Explore your asset allocation options by fixing an appointment with our team.

Debt Note: Minimum Support Prices

Investment Strategy

Bond markets may witness volatility over the next few weeks. Debt portfolios could see notional losses because of this. Portfolios can be protected by sticking to instruments with shorter maturities or by either holding investments until maturity. Fresh investments should be made in a phased manner, taking advantage of market opportunities.

 

 

 

Market Outlook

A rate hike seems more likely now than ever before. Inflation is undoubtedly the centre of monetary policy decisions. The upward pressures to inflation (oil prices, disposable income, government policies, etc.) are gaining momentum. Oil prices still loom as an obvious threat. well-distributed monsoon is good for the economy. When growth prospects improve so does disposable income. Minimum Support Prices (MSP) will play a key role in determining the inflation trajectory.

The MSP is the lowest price at which the government purchases crops from farmers. The MSP is set at the beginning of every sowing season and is not based on the actual market rate. It is central to the government’s agriculture policy. The purpose is to encourage crop production, secure farmers’ financial interests, and provide food security. The efficacy of MSPs on these parameters can be debated, but our objective is to explore its effect on bond markets.

A higher MSP obviously means an increase in food prices for end consumers. This automatically means an increase in food inflation. Since the intention is to secure farmers’ interests, we could see a spurt in rural incomes. Discretionary spending moves in tandem with the rise in disposable income. An increase in spending translates to a rise in inflation. The policy could also increase the fiscal deficit.

If inflation rises, the RBI may resort to hiking rates to cool the economy. A wider fiscal deficit may lead to more government borrowings. These factors could cause bond yields to move up and induce volatility in the debt market. Caution is the watchword.

Fraught with Fraud

Last week PNB announced that it was the victim of fraud amounting to more than Rs. 11,000 Crores. While this was not foreseeable, the story has been unravelling. PNB has fallen victim to other cases of fraud in the past. In fact, it began disclosing fraudulent transactions in January that are associated with the current case. Jewellers and traders of precious metals are considered risky borrowers, yet a large part of its loan book is linked to these entities.

The bank wasn’t defrauded overnight. A deeper investigation indicates that the fraud has been ongoing for seven years. To understand what transpired, it is important to analyse the instruments and mechanisms involved. Lenders who want to borrow foreign currency (for import/ export) often find that credit facilities are cheaper abroad and may not be subject to currency fluctuations. To do this, they approach Indian banks who offer them a LoU (Letter of Undertaking) in exchange for collateral (security). Using these securities, the Indian bank then guarantees the foreign bank repayment of the loan it extends to the borrower.

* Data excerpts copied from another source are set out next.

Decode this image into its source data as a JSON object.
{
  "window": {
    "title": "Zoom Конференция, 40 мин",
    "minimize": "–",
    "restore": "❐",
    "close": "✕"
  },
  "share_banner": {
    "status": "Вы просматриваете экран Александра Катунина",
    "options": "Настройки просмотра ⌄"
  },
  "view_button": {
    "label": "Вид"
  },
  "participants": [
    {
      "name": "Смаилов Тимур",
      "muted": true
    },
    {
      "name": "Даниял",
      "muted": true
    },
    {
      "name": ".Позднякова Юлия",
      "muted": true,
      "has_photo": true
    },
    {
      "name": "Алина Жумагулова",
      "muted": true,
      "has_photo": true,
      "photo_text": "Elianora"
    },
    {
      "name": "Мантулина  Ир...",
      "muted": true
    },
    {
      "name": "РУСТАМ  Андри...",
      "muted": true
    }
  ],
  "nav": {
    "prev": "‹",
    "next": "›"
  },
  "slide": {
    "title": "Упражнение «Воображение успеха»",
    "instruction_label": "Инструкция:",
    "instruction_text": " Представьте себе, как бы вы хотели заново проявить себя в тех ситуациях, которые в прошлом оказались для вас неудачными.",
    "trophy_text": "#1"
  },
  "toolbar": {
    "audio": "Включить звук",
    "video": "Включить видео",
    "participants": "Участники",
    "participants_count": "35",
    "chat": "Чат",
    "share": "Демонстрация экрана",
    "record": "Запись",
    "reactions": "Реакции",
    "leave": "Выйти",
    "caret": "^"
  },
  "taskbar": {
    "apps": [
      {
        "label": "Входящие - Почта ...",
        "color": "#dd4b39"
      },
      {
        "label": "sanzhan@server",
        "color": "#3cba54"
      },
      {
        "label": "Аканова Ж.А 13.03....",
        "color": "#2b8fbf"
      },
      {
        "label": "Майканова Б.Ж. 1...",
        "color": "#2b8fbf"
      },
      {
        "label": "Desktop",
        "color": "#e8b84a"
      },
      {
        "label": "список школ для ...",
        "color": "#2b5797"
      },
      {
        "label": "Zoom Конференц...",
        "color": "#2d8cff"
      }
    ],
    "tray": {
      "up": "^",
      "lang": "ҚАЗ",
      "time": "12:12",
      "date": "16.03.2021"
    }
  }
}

PNB claims that no collateral was taken in exchange for these LoUs. Additionally, none of these transactions were recorded and there appears to be an unspoken understanding between some bank officials and the borrowers. This implies collusion on multiple levels and a systemic failure of the bank, its auditors, and the regulator.

Effectively, this has opened a Pandora’s box and leaves room for more discoveries of fraud. Ideally, this should result in greater scrutiny and tighter regulation. From a corrective standpoint, it is likely that there will be the integration of systems within banks so that all transactions are recorded. In particular, PNB may not be recapitalized.

Market Outlook

This incident leaves a stain on the Indian banking system. Demand for Indian credit will take a hit, which could further spike yields. In light of these circumstances, it is important to continue to manage risk in debt portfolios. Investments should be made into secure avenues that will be shielded from market volatility going forward. High-quality, low-duration, ultrashort-term funds would be ideally suited to the current market scenario.